Karena berbagai komponen otomotif ada di Solo dan sekitarnya. Saya tak mau ngomong merek, tapi mobil yang sekarang beredar banyak menggunakan komponen dari Ceper, Purbalingga, dan Tegal. Home industry ini sudah 40 tahunan.
Siapa saja yang terlibat melahirkan Kiat Esemka?
Ini kerja keroyokan. Ada keterlibatan pemerintah pusat, Kementerian Pendidikan Nasional, pemerintah kota, swasta, Universitas Gadjah Mada. Ini bukan manufaktur besar, tapi industri rakyat kecil. Perkiraan saya, produksinya 300-600 unit per bulan.
Siapa investornya?
Kita tidak bicara triliunan rupiah. Ini kecil, jadi cukup investor lokal.
Termasuk Anda?
Enggak. Tapi, kalau sudah ada bisnis feasible seperti ini lalu tidak ada yang tertarik jadi investor, ya, saya saja yang investasi, tapi harus copot dulu jabatan wali kota. Kan, ada etikanya. Kalau sudah copot jabatan wali kota, baru saya bisa jadi raja otomotif.
Kok belum terdengar ada dukungan dari partai Anda, PDIP, terhadap proyek ini?
Ibu Mega sudah melihat mobil ini tiga tahun lalu. Banyak yang membawanya ke isu politik, saya lebih suka menjadikannya sebagai isu otomotif saja.
Bagaimana reaksi Gubernur Jawa Tengah Bibit Waluyo?
Pak Bibit itu baik sekali pada saya. Baik sekali. Kalau masalah anggaran kan (kami) bertanya ke sana.
Tapi dia sempat berkomentar Anda terlalu kemrungsung (buru-buru) karena mobil ini belum uji kelayakan?
Hubungan kami baik-baik saja. Rapat ya rapat, salaman ya salaman. Terakhir ketemu pada 29 Desember 2011.
Anda menganggap Kiat Esemka sebagai embrio kebangkitan mobil nasional?
Tergantung political will kita.
Political will seperti apa yang Anda harapkan?
Mestinya ada insentif. Izin sehari selesai, misalnya. Ini sama seperti saya memberi izin gratis kepada usaha-usaha kecil dan usaha mikro di Solo. Izin itu hanya (perlu) tanda tangan wali kota, tapi buat mereka luar biasa penting. Dengan izin itu, mereka bisa ke bank, bank perkreditan rakyat, ke lembaga keuangan.

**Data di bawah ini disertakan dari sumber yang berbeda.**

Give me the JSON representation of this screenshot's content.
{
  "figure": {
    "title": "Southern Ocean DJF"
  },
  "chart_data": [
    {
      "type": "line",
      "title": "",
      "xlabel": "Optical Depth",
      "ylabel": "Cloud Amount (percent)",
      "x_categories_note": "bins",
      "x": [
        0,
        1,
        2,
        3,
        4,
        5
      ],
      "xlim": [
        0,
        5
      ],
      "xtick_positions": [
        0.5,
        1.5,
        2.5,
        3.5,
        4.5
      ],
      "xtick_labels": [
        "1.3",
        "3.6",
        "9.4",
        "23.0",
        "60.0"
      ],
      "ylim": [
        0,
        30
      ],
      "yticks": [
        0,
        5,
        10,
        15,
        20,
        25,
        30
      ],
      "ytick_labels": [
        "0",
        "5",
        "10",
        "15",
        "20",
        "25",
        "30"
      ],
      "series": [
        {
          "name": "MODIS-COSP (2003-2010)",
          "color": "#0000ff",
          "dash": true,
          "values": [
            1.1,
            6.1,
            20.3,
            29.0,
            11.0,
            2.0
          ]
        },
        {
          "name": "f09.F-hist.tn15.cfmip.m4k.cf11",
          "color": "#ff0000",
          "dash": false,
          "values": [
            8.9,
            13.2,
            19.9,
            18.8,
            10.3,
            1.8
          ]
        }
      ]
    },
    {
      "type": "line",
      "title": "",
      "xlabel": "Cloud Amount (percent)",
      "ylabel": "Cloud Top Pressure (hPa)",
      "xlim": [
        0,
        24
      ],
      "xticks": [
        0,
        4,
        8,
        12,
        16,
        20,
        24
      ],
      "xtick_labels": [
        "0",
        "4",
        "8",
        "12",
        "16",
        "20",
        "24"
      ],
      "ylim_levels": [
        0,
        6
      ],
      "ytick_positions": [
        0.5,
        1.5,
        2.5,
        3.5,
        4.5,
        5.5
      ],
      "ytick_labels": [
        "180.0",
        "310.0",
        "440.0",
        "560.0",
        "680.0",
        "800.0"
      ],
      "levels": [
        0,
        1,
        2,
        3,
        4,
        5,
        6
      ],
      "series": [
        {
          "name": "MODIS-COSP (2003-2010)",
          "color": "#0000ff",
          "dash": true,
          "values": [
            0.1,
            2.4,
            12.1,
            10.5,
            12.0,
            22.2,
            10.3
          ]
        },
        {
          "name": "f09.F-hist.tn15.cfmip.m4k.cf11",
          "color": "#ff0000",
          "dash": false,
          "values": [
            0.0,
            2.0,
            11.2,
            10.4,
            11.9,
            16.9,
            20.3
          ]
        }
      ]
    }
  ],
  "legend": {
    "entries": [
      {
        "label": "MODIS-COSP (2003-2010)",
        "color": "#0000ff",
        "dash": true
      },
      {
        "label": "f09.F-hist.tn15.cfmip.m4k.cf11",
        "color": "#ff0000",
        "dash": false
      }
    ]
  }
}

Anda dikenal selalu turun sendiri membereskan masalah. Apa ini tak merepotkan, mengingat wali kota kan harus sering di kantor juga?
Kalau untuk masalah utama, wali kota harus terjun sendiri, jangan di belakang meja. Dulu waktu ketemu pedagang kaki lima sampai 54 kali, saya sendiri yang ketemu. Untuk program-program prioritas harus dipegang sendiri, jangan nyuruh-nyuruh kepala dinas, nanti enggak jadi-jadi.
Berapa lama Anda berada di kantor setiap hari?
Hanya sejam. Sisanya saya ke puskesmas, pelayanan publik, pasar, kelurahan, kecamatan, ke tanggul, dan ke mana-mana. Bayangkan kalau setiap pagi kita cek ke tempat pembuatan KTP dan langsung tanya ke ibu-ibu yang mengantre, aparatnya akan mikir kalau mau main-main. Kalau ada tamu yang ingin bertemu saya, kan bisa di mana saja, termasuk di pasar.
Apa masalah yang tersulit yang pernah Anda hadapi?
Saya akui, pada tahun pertama sebagai wali kota, saya mengalami kesulitan dengan DPRD, lembaga swadaya masyarakat, dan masyarakat, karena belum nyambung komunikasinya. Kuncinya adalah komunikasi.
Bisa beri contoh kesulitan pada tahun pertama?
Rembuk kota yang saya adakan cuma dihadiri 3.500 orang. Isinya cuma orang marah sambil melotot-melotot dan membantai. Saya dengerin saja karena ini imbas dari masa lalu. Tahun kedua urusan KTP bisa kami selesaikan dalam satu jam, dan izin usaha hanya enam hari. Pada rembuk kota kedua, yang marah tinggal 30 persen. Pada tahun ketiga, sudah tak ada yang marah, malah memberi usul, solusi, ide, gagasan.
Mengapa bisa muncul korupsi dalam birokrasi?
Karena sistemnya tidak benar. Jadi yang harus ditata dan dibereskan adalah sistem, sistem, dan sistem.
Bagaimana Anda "menaklukkan" birokrat yang sudah terbiasa dalam sistem lama?
Di awal-awal, saya sampai harus mencopot beberapa orang. Karena ini sistem baru, saya serius ngerjain, kok ada yang bilang tak mungkin mengerjakan KTP dalam satu jam. Kalau tidak niat, ya sudah, kita copot, ganti orang baru.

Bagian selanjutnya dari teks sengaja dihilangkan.